Leading up to next month’s SSWC, I’ve been looking at how mountain biking is being represented in academic literature – and the answer is quite poorly! Poor as in interest, detail and a general paucity of coverage. It is an area I am keen to contribute to myself. So finding an academic article analysing a mountain bike rage incident is a rare gem and very surprising!
This article details a very well-known 2012 mountain bike rage incident. It is a very well known ‘bike rage’ incident within the MTB fraternity that happened between two mountain-bikers who met on a trail in NZ. It is also the first ‘bike rage’ incident caught on camera. (If you have not seen the 5.45 mins video – have a look below).
The mountain bike rage article
Reference: Lloyd, M. (2015). On the Way to Cycle Rage: Disputed Mobile Formations. Mobilities, 1-21.

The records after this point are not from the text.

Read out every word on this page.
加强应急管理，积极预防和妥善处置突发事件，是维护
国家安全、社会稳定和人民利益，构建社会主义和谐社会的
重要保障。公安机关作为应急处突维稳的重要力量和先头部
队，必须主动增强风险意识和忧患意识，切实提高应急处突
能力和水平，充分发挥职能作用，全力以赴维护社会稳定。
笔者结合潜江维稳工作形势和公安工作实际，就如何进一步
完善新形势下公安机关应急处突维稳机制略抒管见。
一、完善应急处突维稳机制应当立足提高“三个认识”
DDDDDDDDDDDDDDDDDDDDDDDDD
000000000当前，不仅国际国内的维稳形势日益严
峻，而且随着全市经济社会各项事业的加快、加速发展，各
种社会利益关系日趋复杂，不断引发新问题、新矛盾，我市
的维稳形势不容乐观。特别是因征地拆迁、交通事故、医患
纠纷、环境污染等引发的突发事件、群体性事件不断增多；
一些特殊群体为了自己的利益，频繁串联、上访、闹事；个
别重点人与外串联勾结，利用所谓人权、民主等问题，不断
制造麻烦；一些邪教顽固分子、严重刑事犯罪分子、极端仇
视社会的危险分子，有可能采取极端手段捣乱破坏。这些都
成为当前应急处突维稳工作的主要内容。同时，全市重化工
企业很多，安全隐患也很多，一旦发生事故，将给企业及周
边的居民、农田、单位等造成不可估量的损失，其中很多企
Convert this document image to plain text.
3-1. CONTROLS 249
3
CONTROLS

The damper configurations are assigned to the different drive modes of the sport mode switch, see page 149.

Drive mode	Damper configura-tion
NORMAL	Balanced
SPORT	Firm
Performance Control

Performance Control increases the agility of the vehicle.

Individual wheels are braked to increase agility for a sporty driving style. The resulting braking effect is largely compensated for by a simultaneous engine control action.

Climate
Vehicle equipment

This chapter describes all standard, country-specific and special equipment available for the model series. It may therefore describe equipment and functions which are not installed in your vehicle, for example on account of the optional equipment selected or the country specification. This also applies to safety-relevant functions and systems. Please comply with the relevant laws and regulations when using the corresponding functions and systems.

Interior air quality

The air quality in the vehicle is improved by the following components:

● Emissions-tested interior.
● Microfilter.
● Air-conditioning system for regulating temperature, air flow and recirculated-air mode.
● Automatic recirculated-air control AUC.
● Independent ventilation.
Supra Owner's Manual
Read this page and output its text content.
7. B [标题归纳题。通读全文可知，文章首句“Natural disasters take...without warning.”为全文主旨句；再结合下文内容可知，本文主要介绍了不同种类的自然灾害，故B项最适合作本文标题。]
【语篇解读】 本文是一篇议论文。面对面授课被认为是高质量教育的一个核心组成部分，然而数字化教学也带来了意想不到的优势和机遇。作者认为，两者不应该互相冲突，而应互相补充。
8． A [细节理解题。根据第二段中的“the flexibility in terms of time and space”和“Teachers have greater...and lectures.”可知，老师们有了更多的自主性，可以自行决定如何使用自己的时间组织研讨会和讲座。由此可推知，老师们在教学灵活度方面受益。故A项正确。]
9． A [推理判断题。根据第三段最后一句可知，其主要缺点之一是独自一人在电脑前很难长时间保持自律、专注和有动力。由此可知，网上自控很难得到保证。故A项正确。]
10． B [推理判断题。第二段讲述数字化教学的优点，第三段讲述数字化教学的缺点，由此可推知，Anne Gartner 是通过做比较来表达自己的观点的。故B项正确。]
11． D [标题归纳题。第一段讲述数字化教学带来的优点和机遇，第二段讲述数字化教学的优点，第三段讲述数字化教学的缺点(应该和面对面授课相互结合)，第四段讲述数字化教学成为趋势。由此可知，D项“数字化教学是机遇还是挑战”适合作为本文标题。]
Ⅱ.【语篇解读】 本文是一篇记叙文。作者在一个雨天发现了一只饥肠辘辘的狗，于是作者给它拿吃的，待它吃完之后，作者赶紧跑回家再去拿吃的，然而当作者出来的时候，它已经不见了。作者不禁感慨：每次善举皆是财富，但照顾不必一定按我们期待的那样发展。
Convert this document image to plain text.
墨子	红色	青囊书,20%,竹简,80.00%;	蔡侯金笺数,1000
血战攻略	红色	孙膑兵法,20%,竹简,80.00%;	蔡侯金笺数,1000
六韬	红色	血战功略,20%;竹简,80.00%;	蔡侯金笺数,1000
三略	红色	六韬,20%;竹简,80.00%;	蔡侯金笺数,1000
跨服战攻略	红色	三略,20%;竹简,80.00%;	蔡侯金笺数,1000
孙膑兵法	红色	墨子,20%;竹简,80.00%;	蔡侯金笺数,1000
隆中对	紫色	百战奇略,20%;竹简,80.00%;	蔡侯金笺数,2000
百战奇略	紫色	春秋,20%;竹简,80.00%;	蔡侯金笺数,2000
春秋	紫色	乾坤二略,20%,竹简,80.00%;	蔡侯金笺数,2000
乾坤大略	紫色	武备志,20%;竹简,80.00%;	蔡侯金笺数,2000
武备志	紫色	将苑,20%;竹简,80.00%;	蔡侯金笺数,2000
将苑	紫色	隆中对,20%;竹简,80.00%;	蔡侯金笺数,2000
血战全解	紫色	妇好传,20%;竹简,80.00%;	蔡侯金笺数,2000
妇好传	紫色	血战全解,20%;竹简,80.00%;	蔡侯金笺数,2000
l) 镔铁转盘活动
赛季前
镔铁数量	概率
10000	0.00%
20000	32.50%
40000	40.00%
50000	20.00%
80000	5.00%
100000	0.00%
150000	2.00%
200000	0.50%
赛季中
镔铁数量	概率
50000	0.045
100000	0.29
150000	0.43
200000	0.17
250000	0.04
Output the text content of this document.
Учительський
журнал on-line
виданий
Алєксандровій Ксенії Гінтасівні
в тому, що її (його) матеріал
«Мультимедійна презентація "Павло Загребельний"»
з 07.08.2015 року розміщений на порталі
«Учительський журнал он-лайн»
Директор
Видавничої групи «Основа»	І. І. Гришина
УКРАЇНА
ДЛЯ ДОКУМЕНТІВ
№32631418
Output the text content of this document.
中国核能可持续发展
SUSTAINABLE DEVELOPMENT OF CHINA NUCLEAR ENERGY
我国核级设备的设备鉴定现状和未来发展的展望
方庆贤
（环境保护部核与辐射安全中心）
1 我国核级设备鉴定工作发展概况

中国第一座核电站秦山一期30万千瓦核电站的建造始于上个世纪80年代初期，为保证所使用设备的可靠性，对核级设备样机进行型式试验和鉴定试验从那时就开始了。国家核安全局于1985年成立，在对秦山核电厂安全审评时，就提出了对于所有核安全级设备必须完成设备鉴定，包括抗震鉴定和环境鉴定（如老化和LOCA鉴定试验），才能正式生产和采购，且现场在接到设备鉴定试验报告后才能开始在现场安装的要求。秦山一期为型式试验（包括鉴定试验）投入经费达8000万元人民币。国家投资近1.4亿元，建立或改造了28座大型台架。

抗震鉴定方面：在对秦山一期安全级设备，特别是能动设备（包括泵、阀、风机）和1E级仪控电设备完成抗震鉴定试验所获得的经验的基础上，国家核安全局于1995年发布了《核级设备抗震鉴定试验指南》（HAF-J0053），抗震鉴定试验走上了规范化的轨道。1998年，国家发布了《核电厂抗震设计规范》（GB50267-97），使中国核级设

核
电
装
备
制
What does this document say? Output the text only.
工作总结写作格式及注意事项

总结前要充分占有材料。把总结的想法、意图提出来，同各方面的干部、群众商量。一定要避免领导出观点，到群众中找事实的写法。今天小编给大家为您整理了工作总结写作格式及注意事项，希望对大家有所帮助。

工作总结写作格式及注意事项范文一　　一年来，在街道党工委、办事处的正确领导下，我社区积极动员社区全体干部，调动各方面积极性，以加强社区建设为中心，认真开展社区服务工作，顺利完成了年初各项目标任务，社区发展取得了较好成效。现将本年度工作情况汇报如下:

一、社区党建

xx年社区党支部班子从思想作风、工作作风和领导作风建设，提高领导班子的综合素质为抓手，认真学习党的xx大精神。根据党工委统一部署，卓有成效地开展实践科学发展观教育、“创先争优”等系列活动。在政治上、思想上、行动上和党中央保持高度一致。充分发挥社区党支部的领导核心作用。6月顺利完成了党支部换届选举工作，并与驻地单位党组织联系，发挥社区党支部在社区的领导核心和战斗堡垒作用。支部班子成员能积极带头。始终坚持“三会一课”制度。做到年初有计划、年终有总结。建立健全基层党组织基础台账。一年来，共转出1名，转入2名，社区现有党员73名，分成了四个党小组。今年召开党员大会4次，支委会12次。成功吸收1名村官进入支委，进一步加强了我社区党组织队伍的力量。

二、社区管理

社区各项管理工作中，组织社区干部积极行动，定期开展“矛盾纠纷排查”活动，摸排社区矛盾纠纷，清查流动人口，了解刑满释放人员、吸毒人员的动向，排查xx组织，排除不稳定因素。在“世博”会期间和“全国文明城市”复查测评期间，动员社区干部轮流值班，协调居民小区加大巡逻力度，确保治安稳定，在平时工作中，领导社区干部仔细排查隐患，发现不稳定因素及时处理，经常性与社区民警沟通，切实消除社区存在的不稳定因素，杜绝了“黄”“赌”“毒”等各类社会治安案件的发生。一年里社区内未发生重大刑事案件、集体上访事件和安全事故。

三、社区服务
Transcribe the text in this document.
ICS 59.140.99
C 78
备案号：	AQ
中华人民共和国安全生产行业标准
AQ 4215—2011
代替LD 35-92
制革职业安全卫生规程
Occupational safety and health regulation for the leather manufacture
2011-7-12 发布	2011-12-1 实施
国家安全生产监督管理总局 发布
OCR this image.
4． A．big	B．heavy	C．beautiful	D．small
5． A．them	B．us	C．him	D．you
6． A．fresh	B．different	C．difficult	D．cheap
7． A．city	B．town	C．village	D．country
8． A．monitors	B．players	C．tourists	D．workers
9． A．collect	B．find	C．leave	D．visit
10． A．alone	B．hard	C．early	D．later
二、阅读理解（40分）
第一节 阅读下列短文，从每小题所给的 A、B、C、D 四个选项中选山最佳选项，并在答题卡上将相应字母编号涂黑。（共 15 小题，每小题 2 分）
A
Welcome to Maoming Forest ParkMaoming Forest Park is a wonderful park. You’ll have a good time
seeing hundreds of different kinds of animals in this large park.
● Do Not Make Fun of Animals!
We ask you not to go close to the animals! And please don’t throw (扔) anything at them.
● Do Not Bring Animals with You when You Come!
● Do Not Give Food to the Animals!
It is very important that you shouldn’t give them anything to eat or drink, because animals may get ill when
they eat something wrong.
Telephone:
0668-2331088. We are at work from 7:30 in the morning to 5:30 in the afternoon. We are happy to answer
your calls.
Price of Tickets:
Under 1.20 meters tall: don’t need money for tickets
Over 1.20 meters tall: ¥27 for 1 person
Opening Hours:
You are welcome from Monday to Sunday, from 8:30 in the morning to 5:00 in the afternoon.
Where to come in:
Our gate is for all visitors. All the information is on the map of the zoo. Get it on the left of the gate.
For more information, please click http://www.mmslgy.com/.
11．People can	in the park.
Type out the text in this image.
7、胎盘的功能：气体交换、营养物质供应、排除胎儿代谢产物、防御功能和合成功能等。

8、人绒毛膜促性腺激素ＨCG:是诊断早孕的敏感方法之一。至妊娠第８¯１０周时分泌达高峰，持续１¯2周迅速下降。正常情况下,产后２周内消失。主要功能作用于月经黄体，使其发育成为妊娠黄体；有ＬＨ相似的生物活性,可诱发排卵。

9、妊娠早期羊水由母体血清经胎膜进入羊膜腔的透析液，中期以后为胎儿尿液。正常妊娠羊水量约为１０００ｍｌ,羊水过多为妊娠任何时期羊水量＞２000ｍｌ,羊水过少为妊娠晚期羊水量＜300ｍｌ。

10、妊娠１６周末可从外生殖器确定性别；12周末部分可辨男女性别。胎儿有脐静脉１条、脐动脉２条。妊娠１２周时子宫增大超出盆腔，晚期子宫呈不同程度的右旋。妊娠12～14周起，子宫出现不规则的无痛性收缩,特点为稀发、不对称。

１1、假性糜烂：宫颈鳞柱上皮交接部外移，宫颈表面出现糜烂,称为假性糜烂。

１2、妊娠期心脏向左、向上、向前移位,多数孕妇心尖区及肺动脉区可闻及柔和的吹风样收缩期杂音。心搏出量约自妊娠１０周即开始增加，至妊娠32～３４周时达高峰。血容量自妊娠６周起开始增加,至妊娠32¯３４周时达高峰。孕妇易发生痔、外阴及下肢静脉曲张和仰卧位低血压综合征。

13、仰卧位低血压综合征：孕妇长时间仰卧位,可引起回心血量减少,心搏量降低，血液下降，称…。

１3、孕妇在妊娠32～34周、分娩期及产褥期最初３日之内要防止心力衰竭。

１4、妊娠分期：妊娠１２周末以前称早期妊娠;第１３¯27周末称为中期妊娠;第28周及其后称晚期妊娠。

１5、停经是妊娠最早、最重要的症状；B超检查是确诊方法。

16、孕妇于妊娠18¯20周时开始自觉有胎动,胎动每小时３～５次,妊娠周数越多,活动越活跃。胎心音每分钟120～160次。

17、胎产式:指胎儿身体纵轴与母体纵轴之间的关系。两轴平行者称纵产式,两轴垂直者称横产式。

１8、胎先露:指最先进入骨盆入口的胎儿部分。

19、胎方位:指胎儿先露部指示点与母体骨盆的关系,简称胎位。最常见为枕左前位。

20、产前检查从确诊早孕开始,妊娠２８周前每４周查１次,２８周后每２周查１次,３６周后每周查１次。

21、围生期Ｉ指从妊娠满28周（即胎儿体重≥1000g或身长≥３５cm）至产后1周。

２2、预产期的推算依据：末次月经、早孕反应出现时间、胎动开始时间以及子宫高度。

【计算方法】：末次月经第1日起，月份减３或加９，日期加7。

Essentially, this article provides an overview of the incident in question and frames the research analysis about investigating the basis for this ‘disputed mobile formation’. For an academic article, it is an easy read – the ideas flow nicely and do not go into too much conceptual detail – but enough to be well positioned and unique in its contribution.
Here is the abstract:
In this article, Mike Lloyd (the author) builds on McIvenny’s (2015, 2016) work on ‘velomobile formations’ – and is the first academic paper focus on analysing an event that is mountain bike specific and INTRA-biker rage related – as opposed to multiple trial user contestation – walker, biker, runners and the like.
Methodology
The use of GoPros is introduced as the data collection method, and then ‘mobile video ethnography’ analysis is applied alongside Google map images being intertwined with the author’s practical knowledge experience of mountain biking to draw analytical conclusions about the situation. I like this approach as it is encouraging to see adventurous, experimental research techniques being out there.
Ideas & terminology
I like how Mike draws parallels with Cohen and Taylor’s (1976) ‘landscape activity enclave’ to explain how both riders came to be in the same situated location at the same time. His analysis also includes audio (direct quotes) and visual (stills) to describe and account for the interactions that transpire. In reading the article, I think he does a good job of linking other theoretical perspectives into his interpretation – with phrases such as ‘entangled riding’ ‘threat-demonstration-justification’ ‘cyclist-bike assemblage’ and ‘amputation explanation’ and weaving in aspects of other contested dynamics, such as driver (car) road rage, surfer ‘drop-in’ rules, this article certainly covers a lot of ground in a single snapshot.
This situation did raise local and international debates around mountain biking trail courtesy, fast/slow rider entitlements and discussions about track use among others. Ultimately, the outcome of the video saw Dalton (the older rider) going to court and paying $750 in damages. Aside from this being an interesting academic article to read, the fact that it is on mountain biking, which I have long held is grossly underrepresented (as a sport, leisure pursuit and cultural activity, etc.). Equally, it is refreshing to see a more experimental methodology being applied for analysis, as well as seeing swearing being included in academic annals.
If you read through the comment made on the Vital MTB site where this video went viral – they are quite interesting as well. Happy trials & journal articles!!